Ly isn’t finished yet.  She is currently working to clean the water systems in Cambodia’s schools as well as increasing the pay for current teachers.

What does she see for the future? Ly is ultimately hoping for many of her students to carry on into higher education, pursuing careers in the fields of their choice.  As an advocate for the young people of Cambodia, Ly has proven that sometimes all a student needs to attend school is a pair of shoes to get there.

An education is a precious thing and has the ability to make or break one’s future. To view a more personal account of Ly’s endeavors, present students with this slide show of two volunteers who spent time working in Cambodian schools.

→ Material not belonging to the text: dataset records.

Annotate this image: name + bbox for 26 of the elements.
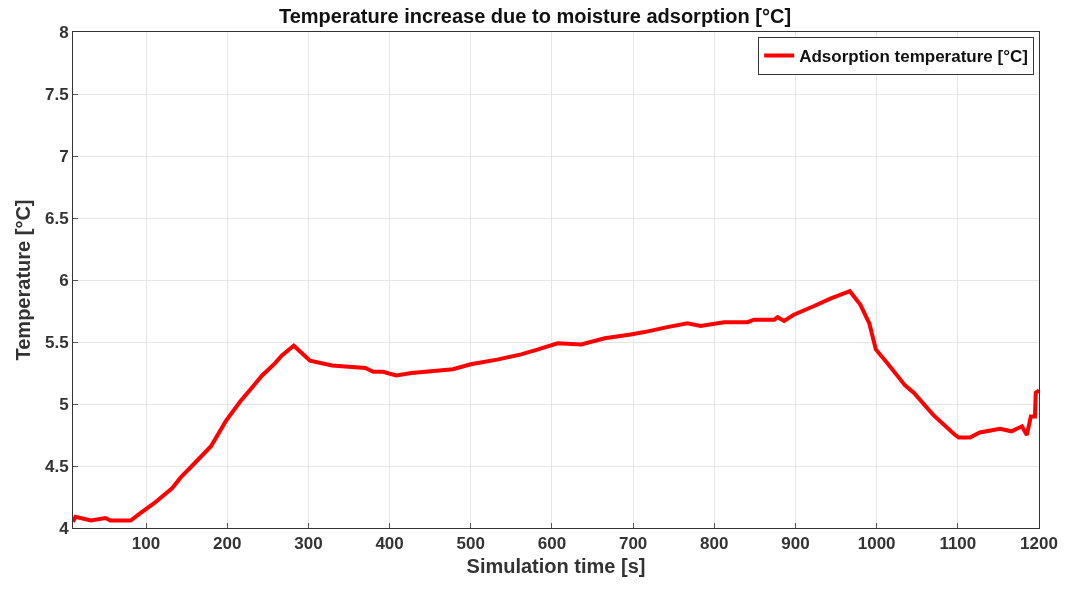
- chart-title: Temperature increase due to moisture adsorption [°C]: [278, 4, 792, 27]
- x-tick-label: 700: [618, 534, 648, 554]
- x-tick-label: 400: [375, 534, 404, 554]
- x-tick-label: 900: [781, 534, 810, 554]
- line-series: [73, 289, 1039, 524]
- y-tick-label: 7.5: [44, 84, 69, 104]
- x-tick-label: 200: [213, 534, 242, 554]
- y-tick-label: 4: [59, 518, 70, 538]
- y-axis-title: Temperature [°C]: [12, 199, 35, 361]
- x-tick-label: 600: [537, 534, 567, 554]
- x-tick-label: 1200: [1020, 534, 1058, 554]
- x-tick-label: 100: [131, 534, 161, 554]
- y-tick-label: 4.5: [44, 456, 69, 476]
- y-tick-label: 6.5: [44, 208, 69, 228]
- y-tick-label: 8: [59, 22, 69, 42]
- y-tick-label: 5: [59, 394, 69, 414]
- y-tick-label: 7: [59, 146, 69, 166]
- y-tick-label: 5.5: [44, 332, 69, 352]
- y-tick-label: 6: [59, 270, 69, 290]
- x-tick-label: 1100: [939, 534, 977, 554]
- x-tick-label: 300: [294, 534, 323, 554]
- x-axis-title: Simulation time [s]: [466, 554, 646, 577]
- legend-label: Adsorption temperature [°C]: [799, 47, 1028, 67]
- x-tick-label: 500: [456, 534, 485, 554]
- x-tick-label: 1000: [857, 534, 896, 554]
- x-tick-label: 800: [700, 534, 729, 554]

 http://theplf.org/wp/2011/04/tami_cho/

For an even more personal account, visit photographer Lori Carlson’s webpage that gives an inside look at the children of Cambodia. http://www.pbase.com/loricarlson/plf

Post the pictures around the room to give students the opportunity to view them.  Lead a discussion on the importance of education. Is education a right or a privilege? What makes it so? Have students write or share what they appreciate about their education and encourage a whole group discussion with your class.  This can open children’s eyes to see that school is more than just a daily requirement, but a means for success and achievement in all areas of life. For an inside view of the everyday life of Cambodian school children (un-glorified and unedited), view this video of a kindergarten class at lunch time.

What connections can your students draw from the video?  How does this compare to their lunch time?

Ly gives students the opportunity to take part in her mission.  Visit the “Wishlist” on her website and hold a school-wide drive to gather items needed in Cambodian schools. Among others, Ly hopes to collect board games, biodegradable soap and even band aids for her schools.

http://theplf.org/wp/help-us/wishlist/#2

Now it’s your turn.  Do you think education is a right or a privilege? What factors impact this?

As a teacher, would you be willing to provide shoes just for your students to attend?